Si hubiera que examinar la profundidad ética de cualquier sociedad, antigua o moderna, sin duda uno de los factores relevantes sería el régimen de las uniones entre hombre y mujer. Por ejemplo, nuestro padre Adán no contrajo canónico matrimonio con la eximia Eva, sino que, encandilado desde el primer momento por aquella mujer de sublime belleza –pues era el modelo de todas las que habían de venir–, en cuanto la vio exclamó aquello de «esto sí que es hueso de mi hueso y carne de mi carne», y la hizo su compañera de hecho y de derecho al mismo tiempo. Buena idea. Primero, porque no había otra. Segundo, porque había sido hecha para él. Y tercero, según explicita la Biblia, porque «por eso deja el hombre a su padre y a su madre y se une a su mujer, y se hacen una sola carne». Claro que eran otras épocas, porque por entonces, entre que no había nadie más gente por ahí, que vivían al calor del paraíso, y que aún no habían pecado, el versículo siguiente añade que «estaban ambos desnudos, el hombre y su mujer, pero no se avergonzaban el uno del otro».
Cosas de la inocencia. Pero, como ha tiempo que Dios mismo echó el cerrojo al paraíso, y eso fue antes de lo de Caín, lo mismo que ahora nos vestimos, también nos quedamos sin saber qué hubiera pasado si nuestros primeros padres no hubieran comido del árbol. Sabemos, en cambio, lo que hay en las leyes españolas. Y se aprecia en ellas que en esto de la unión entre hombre y mujer cabe todo, siempre que se garantice la «marcha atrás». Es la «sociedad divorcista». Aquí la «pareja» puede optar por progresivos grados de estabilidad, en función de sus pretensiones, y sobre todo de su economía, pero no por la perpetuidad. Cabe la unión de hecho. También la unión de derecho (que es la unión de hecho, pero registrada en el Ayuntamiento). Y por fin, para los más carcas, el matrimonio. Pero éste sólo «hasta que nos peleemos», porque en nuestra sociedad el divorcio se impone como dogma, como exigencia de libertad. En cambio, en la españa católica, el matrimonio cristiano (o sea, el contraído por dos personas con carácter indisoluble) está prohibido por las leyes.
Lo común a las figuras admitidas es sólo el pacto de exclusividad. Cuando en una «unión de hecho» se admite que él o ella pueden tener aventuras por ahí, no hay tal unión: sólo son compañeros de piso. A su vez, si en el matrimonio civil él se lo consiente todo a ella, el diccionario le pondrá, con perdón, el nombre de «cabrón». Está prohibida la poligamia y poliandria. Aunque se admiten si se practican sucesivamente. Uno puede tener varias mujeres. Pero eso sí: una detrás de otra. Si se divorcia uno, puede estar con otra. Y viceversa.

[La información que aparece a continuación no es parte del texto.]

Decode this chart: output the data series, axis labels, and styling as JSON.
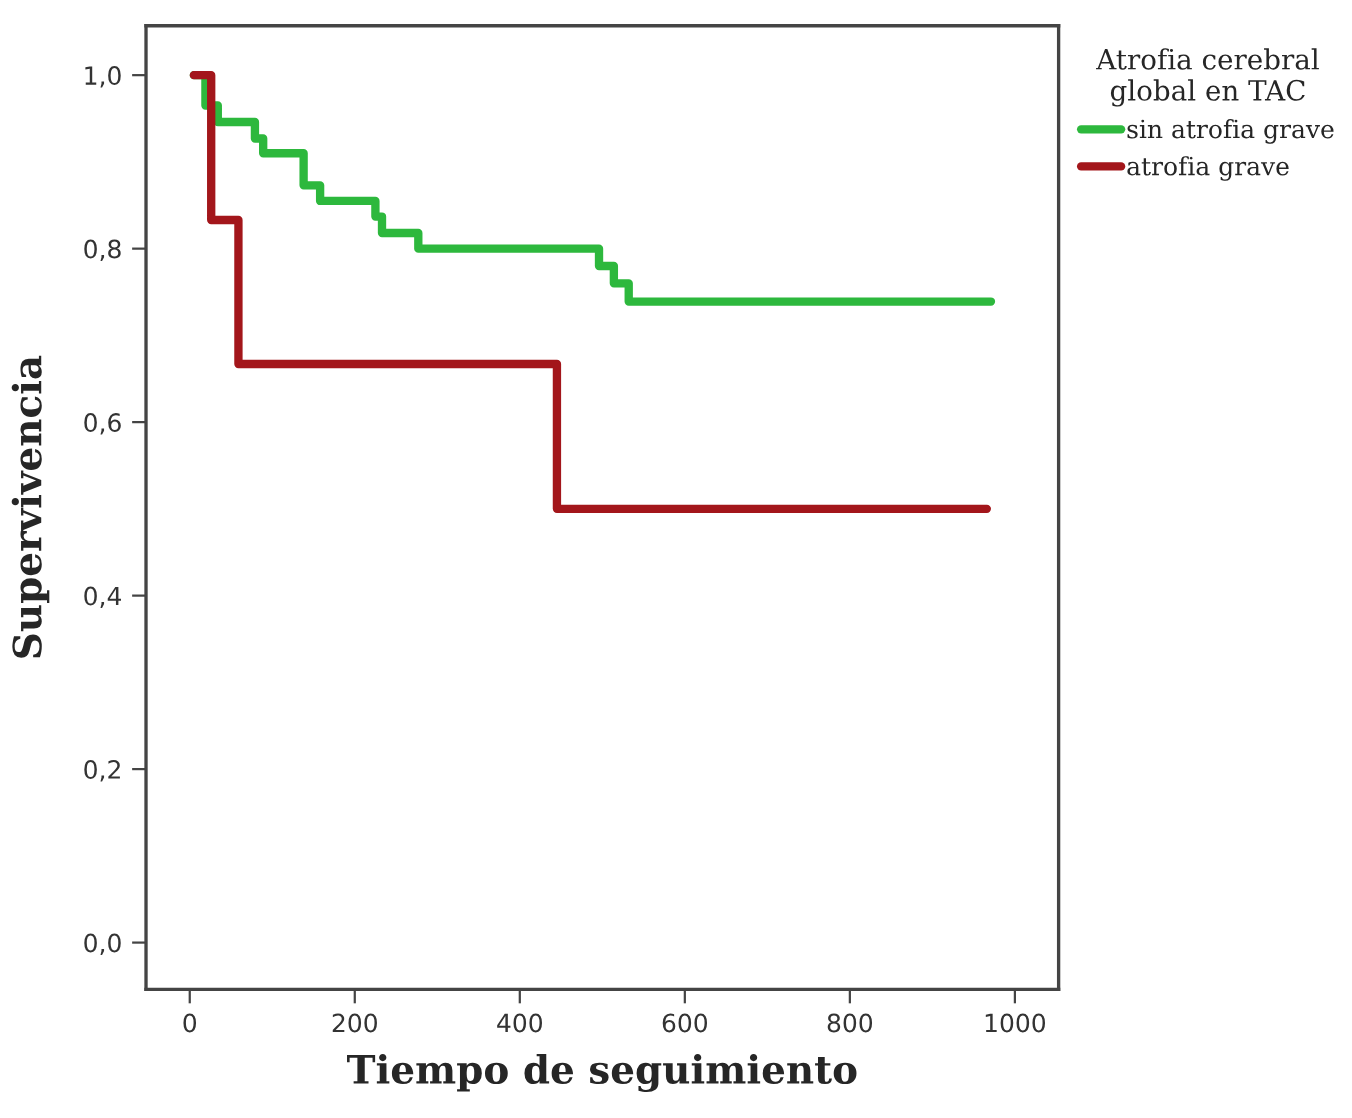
{
  "chart_data": {
    "type": "step",
    "xlabel": "Tiempo de seguimiento",
    "ylabel": "Supervivencia",
    "legend_title": "Atrofia cerebral\nglobal en TAC",
    "legend": "right",
    "grid": false,
    "xlim": [
      -53,
      1053
    ],
    "ylim": [
      -0.054,
      1.057
    ],
    "xticks": [
      0,
      200,
      400,
      600,
      800,
      1000
    ],
    "yticks": [
      {
        "value": 0,
        "label": "0,0"
      },
      {
        "value": 0.2,
        "label": "0,2"
      },
      {
        "value": 0.4,
        "label": "0,4"
      },
      {
        "value": 0.6,
        "label": "0,6"
      },
      {
        "value": 0.8,
        "label": "0,8"
      },
      {
        "value": 1.0,
        "label": "1,0"
      }
    ],
    "series": [
      {
        "name": "sin atrofia grave",
        "color": "#2db83d",
        "x": [
          5,
          19,
          34,
          79,
          89,
          138,
          158,
          225,
          233,
          277,
          496,
          514,
          532,
          971
        ],
        "values": [
          1.0,
          0.965,
          0.946,
          0.927,
          0.91,
          0.873,
          0.855,
          0.837,
          0.818,
          0.8,
          0.78,
          0.76,
          0.739,
          0.739
        ]
      },
      {
        "name": "atrofia grave",
        "color": "#a3161b",
        "x": [
          5,
          26,
          59,
          445,
          966
        ],
        "values": [
          1.0,
          0.833,
          0.667,
          0.5,
          0.5
        ]
      }
    ]
  }
}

Mas la indisolubilidad está tacitamente prohibida, una complejidad que da lugar a efectos curiosos, cuando una pareja decide garantizar la estabilidad del matrimonio. Queda uno obligado a contraer matrimonio «con hipoteca». Un ejemplo, que es el auténtico cúlmen al que ha llegado la sociedad divorcista, son los acuerdos del Sr. Douglas con la Sra. Zeta-Jones (ahora de Douglas). Como se trata de actores, la realidad tenía que superar la ficción. Según he leído publicado, han contraído matrimonio mediando unas capitulaciones anti-divorcio (a las que no he tenido acceso, y por tanto me pronuncio con reserva) conforme a las cuales, como no pueden contraer matrimonio indisoluble, si uno de los dos quiere divorciarse, puede hacerlo, pero paga una cláusula penal (una «multa») en función de los años que haya durado el matrimonio. A mayor estabilidad, mayor multa. Por curioso que parezca, la estabilidad sólo podía afianzarse de este modo, porque la indisolubilidad no puede pactarse.
Echándole una mirada al Código Civil, me ha parecido que un pacto «a la americana» de este tipo, aunque el legislador de 1981 ni lo imaginó, cabría también en nuestro sistema jurídico, porque la estipulación ni es contraria a la Ley, ni a las buenas costumbres, ni a la igualdad de derechos. Podría ser opuesta al «orden público civil», pero en el mundo de las uniones de lecho ¿eso en qué consiste? Está visto: quien de verdad quiera conservar su «pareja», tendrá afianzar el matrimonio con indemnización garantizada por hipoteca, porque la Ley no permite otra cosa. Es el precio que hay que pagar por que aquí nadie pueda comprometerse para toda la vida.